The Permanent Commissioner, Kaduna State Peace Commission, Dr Saleh Momale, noted that conflicts between pastoralists and farmers have remained a challenge over the last three decades in governing Nigeria’s rural space.
Momale explained that the disputes began over access to grazing areas, grazing and migratory routes, crop damages and use of lowland Fadama resources.
“The inability to effectively address the problems metamorphosed into violent conflicts in many parts of the country, leading to death of persons, destruction of properties and displacements of varying proportions.
“The growth of crime in form of cattle rustling, raiding of villages and kidnapping opened another dimension to the challenges of managing relations between pastoralists and farmers in particular, and enforcing the rule of law in the rural areas in general.”
According to him, in recent years, there is increasing occurrence of violent conflicts which are being interpreted in different ways.
”Even though a number of researches have been conducted to understand the key drivers of the conflicts, the outcome of the research works has not significantly impacted responses and policies of governments at all levels.
“This allowed for misinterpretation of the world-view of the pastoralists leading to enactment of inappropriate policies and responses in some areas.

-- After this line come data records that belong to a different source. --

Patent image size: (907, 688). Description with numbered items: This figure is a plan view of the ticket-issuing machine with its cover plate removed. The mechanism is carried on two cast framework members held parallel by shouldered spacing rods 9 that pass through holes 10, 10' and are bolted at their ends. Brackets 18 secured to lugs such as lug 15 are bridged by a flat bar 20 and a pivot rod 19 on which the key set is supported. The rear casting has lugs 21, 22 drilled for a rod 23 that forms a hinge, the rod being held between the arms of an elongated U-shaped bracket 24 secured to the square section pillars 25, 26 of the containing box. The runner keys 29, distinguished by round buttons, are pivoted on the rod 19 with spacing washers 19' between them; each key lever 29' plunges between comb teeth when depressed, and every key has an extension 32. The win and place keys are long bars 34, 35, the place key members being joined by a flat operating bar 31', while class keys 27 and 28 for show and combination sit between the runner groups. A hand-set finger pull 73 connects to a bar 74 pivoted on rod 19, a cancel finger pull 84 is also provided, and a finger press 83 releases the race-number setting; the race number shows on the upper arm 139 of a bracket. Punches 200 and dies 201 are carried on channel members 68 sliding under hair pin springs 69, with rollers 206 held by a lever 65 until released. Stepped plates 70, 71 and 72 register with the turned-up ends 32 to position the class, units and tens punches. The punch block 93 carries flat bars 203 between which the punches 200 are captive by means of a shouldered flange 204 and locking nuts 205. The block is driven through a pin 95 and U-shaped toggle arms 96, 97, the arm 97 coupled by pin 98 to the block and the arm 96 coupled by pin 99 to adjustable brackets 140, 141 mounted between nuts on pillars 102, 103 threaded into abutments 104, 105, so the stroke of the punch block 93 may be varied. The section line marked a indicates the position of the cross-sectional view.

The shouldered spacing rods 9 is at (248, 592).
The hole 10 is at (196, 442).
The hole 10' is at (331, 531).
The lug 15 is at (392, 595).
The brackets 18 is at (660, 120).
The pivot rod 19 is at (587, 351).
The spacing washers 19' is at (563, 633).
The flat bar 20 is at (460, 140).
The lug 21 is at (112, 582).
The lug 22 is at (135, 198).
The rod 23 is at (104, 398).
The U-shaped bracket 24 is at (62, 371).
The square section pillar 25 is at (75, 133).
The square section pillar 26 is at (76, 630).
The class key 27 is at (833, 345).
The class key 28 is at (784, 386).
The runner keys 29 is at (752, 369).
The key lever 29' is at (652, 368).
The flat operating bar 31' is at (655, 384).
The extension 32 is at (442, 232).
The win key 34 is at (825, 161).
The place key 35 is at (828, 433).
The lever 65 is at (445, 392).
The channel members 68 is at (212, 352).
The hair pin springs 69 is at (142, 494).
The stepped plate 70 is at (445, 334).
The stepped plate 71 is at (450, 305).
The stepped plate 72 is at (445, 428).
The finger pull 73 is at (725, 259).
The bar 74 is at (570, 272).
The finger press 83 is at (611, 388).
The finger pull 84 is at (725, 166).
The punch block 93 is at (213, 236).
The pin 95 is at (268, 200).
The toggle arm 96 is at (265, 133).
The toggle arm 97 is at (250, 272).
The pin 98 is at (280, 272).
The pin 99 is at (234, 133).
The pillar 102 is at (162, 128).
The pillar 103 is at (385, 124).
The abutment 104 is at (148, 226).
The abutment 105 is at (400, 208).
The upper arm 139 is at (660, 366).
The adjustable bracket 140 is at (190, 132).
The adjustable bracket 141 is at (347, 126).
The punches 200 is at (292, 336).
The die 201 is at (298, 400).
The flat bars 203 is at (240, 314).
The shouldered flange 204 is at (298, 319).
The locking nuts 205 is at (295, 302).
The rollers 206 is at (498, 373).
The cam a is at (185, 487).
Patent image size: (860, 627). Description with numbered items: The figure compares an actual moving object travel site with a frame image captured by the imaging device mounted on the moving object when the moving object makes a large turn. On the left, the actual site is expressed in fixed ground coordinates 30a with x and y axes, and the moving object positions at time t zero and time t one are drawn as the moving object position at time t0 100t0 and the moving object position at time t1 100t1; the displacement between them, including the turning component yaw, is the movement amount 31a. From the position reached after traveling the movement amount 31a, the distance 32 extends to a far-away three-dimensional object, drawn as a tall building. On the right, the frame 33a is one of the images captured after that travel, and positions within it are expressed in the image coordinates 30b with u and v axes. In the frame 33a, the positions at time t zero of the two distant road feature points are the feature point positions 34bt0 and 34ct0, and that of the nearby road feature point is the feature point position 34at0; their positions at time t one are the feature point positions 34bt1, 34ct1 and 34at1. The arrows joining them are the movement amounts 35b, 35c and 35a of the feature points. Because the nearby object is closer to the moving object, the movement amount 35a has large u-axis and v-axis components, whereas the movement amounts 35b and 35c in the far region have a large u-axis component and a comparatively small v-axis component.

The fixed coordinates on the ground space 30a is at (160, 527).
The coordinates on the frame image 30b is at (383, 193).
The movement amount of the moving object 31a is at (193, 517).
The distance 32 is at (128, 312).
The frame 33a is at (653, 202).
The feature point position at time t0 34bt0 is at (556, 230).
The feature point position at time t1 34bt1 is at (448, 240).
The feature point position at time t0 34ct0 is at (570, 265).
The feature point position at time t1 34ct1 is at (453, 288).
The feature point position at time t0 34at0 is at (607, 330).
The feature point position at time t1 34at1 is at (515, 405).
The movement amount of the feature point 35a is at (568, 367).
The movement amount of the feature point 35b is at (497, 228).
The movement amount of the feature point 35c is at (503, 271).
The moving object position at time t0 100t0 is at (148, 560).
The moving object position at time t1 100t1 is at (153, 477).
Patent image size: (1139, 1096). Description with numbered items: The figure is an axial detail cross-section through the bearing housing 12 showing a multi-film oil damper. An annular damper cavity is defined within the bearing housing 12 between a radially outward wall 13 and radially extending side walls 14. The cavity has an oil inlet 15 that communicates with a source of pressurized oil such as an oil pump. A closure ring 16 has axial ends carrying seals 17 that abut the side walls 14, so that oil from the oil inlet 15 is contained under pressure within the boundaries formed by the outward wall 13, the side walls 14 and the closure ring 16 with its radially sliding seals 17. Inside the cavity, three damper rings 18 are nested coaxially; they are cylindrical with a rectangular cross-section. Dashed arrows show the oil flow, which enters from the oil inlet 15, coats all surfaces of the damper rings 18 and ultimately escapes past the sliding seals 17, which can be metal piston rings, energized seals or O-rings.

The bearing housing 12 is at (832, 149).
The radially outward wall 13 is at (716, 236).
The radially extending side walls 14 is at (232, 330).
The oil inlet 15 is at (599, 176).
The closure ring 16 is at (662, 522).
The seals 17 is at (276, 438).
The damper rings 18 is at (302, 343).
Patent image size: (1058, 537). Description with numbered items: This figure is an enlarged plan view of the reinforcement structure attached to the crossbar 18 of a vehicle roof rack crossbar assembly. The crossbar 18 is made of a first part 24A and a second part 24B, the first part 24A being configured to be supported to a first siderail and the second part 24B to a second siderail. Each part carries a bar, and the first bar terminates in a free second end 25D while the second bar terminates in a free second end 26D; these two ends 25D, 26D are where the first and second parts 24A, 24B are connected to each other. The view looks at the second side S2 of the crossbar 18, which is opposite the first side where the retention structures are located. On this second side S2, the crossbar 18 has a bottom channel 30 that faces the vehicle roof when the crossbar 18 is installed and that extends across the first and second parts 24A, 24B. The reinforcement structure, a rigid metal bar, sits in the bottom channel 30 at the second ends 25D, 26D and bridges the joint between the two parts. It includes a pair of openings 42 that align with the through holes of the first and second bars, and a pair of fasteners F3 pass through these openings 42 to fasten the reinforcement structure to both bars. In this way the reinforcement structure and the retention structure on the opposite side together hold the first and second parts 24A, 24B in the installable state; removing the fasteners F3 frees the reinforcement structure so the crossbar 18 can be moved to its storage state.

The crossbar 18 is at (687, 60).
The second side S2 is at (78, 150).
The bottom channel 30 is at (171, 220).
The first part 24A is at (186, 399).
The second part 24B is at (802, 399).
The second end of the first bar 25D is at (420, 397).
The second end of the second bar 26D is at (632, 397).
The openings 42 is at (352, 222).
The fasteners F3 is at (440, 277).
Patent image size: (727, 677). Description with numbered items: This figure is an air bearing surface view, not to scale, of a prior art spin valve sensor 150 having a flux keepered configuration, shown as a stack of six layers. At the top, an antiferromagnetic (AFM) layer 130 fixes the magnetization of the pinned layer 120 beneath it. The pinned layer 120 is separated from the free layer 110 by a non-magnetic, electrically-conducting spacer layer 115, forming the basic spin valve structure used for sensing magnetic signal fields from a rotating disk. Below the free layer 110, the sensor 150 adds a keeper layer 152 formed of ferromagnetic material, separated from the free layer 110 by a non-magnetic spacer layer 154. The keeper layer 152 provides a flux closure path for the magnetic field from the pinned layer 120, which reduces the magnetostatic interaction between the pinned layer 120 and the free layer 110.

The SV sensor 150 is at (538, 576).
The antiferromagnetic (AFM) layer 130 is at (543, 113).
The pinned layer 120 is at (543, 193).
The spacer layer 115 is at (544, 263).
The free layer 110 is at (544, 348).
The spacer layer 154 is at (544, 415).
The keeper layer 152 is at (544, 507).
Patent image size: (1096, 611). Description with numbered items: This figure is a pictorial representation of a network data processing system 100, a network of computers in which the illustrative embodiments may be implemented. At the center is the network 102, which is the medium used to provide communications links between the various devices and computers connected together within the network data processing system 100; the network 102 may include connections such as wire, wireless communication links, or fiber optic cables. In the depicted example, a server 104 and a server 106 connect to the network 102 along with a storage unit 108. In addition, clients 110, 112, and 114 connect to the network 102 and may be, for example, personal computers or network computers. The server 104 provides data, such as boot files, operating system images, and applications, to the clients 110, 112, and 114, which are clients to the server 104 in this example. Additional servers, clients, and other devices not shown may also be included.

“Overall, this created a vacuum that is filled by narrow-based perceptions that are not founded on empirical research.” he said
He said that Hagizi had since 2004 conducted research in Nigeria on the ethnography, scientific knowledge and policy making processes as it affects pastoralists.
Momale said that a seminar be held to allow participants respond to the findings of the research by Hazigi, and for them to contribute their perspectives and understanding on the issues.
”It is expected that at the end of today’s event, a summary of the discussions and recommendations will be prepared.
“It is also expected that a policy brief to inform actions and interventions by all stakeholders including governments, civil society organisations and the media, among others will be prepared and disseminated.”
The commissioner assured the organisers and participants that the Kaduna State Government and the Peace Commission would work with suggestions arrived at during the event in promoting peace, security, social and economic development of the state.
He thanked the French embassy for the foresight to organise the event as its contribution towards resolving the lingering challenge of conflicts, livestock development and effective governance in the country.
“We also thank Dr Higazi for his interest and acceptance to share the results of his research work.
“We acknowledge and value the contributions of The Pastoral Resolve (PARE) is facilitating communications and linkages during the planning of this seminar.”